A series of 231 patients with "primary" acute pericardial disease (acute pericarditis or tamponade presenting without an apparent cause) were studied according to the following protocol: general clinical and laboratory studies (stage I), pericardiocentesis (stage II), pericardial biopsy (stage III) and blind antituberculous therapy (stage IV). In 32 patients (14%) a specific etiologic diagnosis was obtained (13 with neoplasia, 9 with tuberculosis, 4 with collagen vascular disease, 2 with toxoplasmosis, 2 with purulent pericarditis and 2 with viral pericarditis). "Diagnostic" pericardiocentesis (32 patients) was performed when clinical activity and effusion persisted for longer than 1 week or when purulent pericarditis was suspected, whereas "therapeutic" pericardiocentesis (44 patients) was performed to treat tamponade; their diagnostic yield was 6% and 29%, respectively. "Diagnostic" biopsy (20 patients) was carried out when illness persisted for longer than 3 weeks, whereas "therapeutic" biopsy was performed whenever pericardiocentesis failed to relieve tamponade; their diagnostic yield was 5% and 54%, respectively.
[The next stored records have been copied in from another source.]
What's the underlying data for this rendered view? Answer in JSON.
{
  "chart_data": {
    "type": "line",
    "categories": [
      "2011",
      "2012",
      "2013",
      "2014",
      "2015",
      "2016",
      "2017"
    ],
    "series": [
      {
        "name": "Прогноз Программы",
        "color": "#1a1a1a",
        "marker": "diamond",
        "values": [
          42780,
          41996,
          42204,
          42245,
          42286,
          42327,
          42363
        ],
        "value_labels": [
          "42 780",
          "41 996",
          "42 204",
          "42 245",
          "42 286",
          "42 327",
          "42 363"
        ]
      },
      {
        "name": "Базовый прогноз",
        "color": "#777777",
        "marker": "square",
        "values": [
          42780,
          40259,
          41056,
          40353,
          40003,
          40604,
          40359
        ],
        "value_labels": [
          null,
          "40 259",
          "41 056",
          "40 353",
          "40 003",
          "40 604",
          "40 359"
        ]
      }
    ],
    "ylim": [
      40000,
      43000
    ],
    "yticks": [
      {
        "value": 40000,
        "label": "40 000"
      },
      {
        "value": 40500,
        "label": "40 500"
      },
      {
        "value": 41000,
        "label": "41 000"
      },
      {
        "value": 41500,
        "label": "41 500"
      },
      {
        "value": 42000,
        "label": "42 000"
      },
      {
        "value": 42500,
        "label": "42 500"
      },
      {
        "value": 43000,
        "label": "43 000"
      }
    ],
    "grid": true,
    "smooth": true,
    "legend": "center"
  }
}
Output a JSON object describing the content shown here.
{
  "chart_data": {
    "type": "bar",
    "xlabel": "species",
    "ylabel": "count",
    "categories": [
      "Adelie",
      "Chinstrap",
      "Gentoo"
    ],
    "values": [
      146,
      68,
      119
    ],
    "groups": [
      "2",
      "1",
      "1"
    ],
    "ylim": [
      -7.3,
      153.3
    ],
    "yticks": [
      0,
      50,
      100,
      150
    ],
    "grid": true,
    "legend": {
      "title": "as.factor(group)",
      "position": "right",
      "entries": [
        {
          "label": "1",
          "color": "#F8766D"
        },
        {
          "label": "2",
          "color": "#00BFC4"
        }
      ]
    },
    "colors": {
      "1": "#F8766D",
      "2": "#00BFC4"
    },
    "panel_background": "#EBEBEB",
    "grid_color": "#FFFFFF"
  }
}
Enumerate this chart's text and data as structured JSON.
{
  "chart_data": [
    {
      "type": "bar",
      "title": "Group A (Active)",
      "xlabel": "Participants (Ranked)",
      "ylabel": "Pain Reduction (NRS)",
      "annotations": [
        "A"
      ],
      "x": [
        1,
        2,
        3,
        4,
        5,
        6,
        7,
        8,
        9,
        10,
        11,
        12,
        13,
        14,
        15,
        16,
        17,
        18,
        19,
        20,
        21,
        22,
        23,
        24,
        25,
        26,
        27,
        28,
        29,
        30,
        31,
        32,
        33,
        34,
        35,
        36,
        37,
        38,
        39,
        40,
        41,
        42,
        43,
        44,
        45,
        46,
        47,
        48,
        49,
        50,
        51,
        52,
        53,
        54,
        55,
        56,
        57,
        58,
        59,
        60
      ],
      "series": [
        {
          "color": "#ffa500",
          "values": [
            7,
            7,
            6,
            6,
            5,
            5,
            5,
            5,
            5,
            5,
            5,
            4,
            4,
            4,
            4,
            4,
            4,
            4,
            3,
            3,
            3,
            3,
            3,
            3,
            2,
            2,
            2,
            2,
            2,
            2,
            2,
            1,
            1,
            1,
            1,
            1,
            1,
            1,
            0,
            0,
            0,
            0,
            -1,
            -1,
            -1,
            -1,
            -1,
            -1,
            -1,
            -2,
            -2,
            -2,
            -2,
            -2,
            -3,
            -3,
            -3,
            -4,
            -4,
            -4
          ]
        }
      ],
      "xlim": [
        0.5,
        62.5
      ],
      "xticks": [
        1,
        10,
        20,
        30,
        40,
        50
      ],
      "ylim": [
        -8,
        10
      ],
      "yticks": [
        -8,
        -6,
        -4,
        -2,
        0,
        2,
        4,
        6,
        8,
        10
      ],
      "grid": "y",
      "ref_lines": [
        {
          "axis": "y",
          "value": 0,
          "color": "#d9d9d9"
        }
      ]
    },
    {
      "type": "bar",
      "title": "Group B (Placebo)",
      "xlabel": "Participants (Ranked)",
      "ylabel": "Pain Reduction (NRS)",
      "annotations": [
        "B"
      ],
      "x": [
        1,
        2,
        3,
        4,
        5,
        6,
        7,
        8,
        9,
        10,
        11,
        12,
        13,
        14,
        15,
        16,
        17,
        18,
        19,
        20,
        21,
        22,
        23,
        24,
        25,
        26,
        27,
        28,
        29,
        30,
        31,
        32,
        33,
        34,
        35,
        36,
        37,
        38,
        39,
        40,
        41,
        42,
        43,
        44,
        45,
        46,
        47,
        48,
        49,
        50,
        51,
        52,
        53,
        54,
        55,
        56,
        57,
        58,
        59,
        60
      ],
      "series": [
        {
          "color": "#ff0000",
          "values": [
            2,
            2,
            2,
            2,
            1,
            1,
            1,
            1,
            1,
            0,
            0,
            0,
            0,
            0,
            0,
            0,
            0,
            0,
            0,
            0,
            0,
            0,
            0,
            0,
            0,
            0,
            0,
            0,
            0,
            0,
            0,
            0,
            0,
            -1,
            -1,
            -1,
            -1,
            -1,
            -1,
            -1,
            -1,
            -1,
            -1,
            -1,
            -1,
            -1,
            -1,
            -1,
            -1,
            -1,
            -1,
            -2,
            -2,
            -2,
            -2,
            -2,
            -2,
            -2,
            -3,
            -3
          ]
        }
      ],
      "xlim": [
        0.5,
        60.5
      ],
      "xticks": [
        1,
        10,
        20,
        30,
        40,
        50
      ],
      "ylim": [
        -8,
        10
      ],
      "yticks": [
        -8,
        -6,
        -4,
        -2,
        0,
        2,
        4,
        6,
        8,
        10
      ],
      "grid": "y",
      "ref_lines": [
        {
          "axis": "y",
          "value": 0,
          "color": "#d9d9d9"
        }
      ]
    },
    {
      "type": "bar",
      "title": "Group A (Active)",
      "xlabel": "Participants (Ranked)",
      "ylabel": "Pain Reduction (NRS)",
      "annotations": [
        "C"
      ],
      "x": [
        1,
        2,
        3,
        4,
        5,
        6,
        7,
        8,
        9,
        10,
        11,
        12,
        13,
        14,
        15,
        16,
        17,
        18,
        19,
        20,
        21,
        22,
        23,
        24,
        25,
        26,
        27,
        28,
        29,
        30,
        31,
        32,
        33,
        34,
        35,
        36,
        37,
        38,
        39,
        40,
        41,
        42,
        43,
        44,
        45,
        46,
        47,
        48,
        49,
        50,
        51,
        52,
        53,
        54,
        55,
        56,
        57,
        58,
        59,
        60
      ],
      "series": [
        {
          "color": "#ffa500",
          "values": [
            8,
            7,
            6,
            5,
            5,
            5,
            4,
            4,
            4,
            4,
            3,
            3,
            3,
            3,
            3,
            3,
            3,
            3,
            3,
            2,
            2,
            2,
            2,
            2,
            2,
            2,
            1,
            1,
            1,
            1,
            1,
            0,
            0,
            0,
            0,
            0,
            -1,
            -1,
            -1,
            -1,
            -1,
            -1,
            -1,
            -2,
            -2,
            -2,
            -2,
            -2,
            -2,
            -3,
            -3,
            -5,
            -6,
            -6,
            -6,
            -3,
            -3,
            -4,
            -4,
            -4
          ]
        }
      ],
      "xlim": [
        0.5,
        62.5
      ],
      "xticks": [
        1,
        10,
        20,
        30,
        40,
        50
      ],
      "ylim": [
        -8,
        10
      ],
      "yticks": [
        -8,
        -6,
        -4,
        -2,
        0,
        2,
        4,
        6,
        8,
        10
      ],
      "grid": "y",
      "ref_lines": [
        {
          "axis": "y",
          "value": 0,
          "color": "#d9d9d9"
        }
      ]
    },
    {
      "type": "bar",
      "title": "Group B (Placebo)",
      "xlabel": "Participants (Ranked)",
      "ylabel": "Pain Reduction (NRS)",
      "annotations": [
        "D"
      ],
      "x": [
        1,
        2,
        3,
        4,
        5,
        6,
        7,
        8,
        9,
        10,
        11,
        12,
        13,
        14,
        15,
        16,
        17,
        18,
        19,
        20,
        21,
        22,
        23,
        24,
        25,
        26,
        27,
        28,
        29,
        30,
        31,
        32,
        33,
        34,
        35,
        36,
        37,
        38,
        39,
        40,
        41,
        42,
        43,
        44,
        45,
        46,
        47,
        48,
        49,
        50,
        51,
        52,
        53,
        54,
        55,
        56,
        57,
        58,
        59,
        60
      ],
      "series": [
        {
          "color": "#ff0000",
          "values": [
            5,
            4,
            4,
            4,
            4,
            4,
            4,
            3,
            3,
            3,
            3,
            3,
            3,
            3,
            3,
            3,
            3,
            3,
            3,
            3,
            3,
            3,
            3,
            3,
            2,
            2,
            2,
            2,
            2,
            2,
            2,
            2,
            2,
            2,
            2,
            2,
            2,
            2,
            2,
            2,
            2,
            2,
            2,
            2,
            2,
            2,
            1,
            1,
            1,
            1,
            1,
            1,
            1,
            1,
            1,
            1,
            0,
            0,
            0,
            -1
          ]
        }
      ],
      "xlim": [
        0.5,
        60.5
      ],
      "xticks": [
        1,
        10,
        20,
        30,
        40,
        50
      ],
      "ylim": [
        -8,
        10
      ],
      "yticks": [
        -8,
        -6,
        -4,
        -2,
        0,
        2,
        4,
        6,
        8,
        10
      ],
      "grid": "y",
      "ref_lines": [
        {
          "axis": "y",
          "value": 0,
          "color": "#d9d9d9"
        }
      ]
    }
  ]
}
The diagnostic yield difference between "diagnostic" and "therapeutic" procedures was significant (p less than 0.001); in contrast, the global diagnostic yield of pericardiocentesis (19%) and biopsy (22%) was similar. At the end of follow-up (1 to 76 months, mean 31 +/- 20), no patient in whom a diagnosis of idiopathic pericarditis had been made showed signs of pericardial disease. It is concluded that a "diagnostic" procedure is not warranted as a routine method, a choice between "therapeutic" pericardiocentesis and biopsy is circumstantial and must be individualized, and only through a systematic approach can a substantial diagnostic yield be reached in primary acute pericardial disease.

摘要

对231例“原发性”急性心包疾病(急性心包炎或心包填塞,无明显病因)患者按照以下方案进行研究:一般临床和实验室检查(第一阶段)、心包穿刺术(第二阶段)、心包活检(第三阶段)和盲目抗结核治疗(第四阶段)。32例患者(14%)获得了特异性病因诊断(13例为肿瘤,9例为结核,4例为胶原血管病,2例为弓形虫病,2例为化脓性心包炎,2例为病毒性心包炎)。当临床活动和积液持续超过1周或怀疑为化脓性心包炎时,进行“诊断性”心包穿刺术(32例患者),而进行“治疗性”心包穿刺术(44例患者)是为了治疗心包填塞;它们的诊断阳性率分别为6%和29%。当疾病持续超过3周时进行“诊断性”活检(20例患者),而每当心包穿刺术未能缓解心包填塞时进行“治疗性”活检;它们的诊断阳性率分别为5%和54%。“诊断性”和“治疗性”操作之间的诊断阳性率差异有统计学意义(p<0.001);相比之下,心包穿刺术(19%)和活检(22%)的总体诊断阳性率相似。随访结束时(1至76个月,平均31±20),诊断为特发性心包炎的患者均未出现心包疾病迹象。得出结论:作为常规方法,“诊断性”操作并无必要,“治疗性”心包穿刺术和活检之间的选择应视具体情况而定且必须个体化,只有通过系统的方法才能在原发性急性心包疾病中获得较高的诊断阳性率。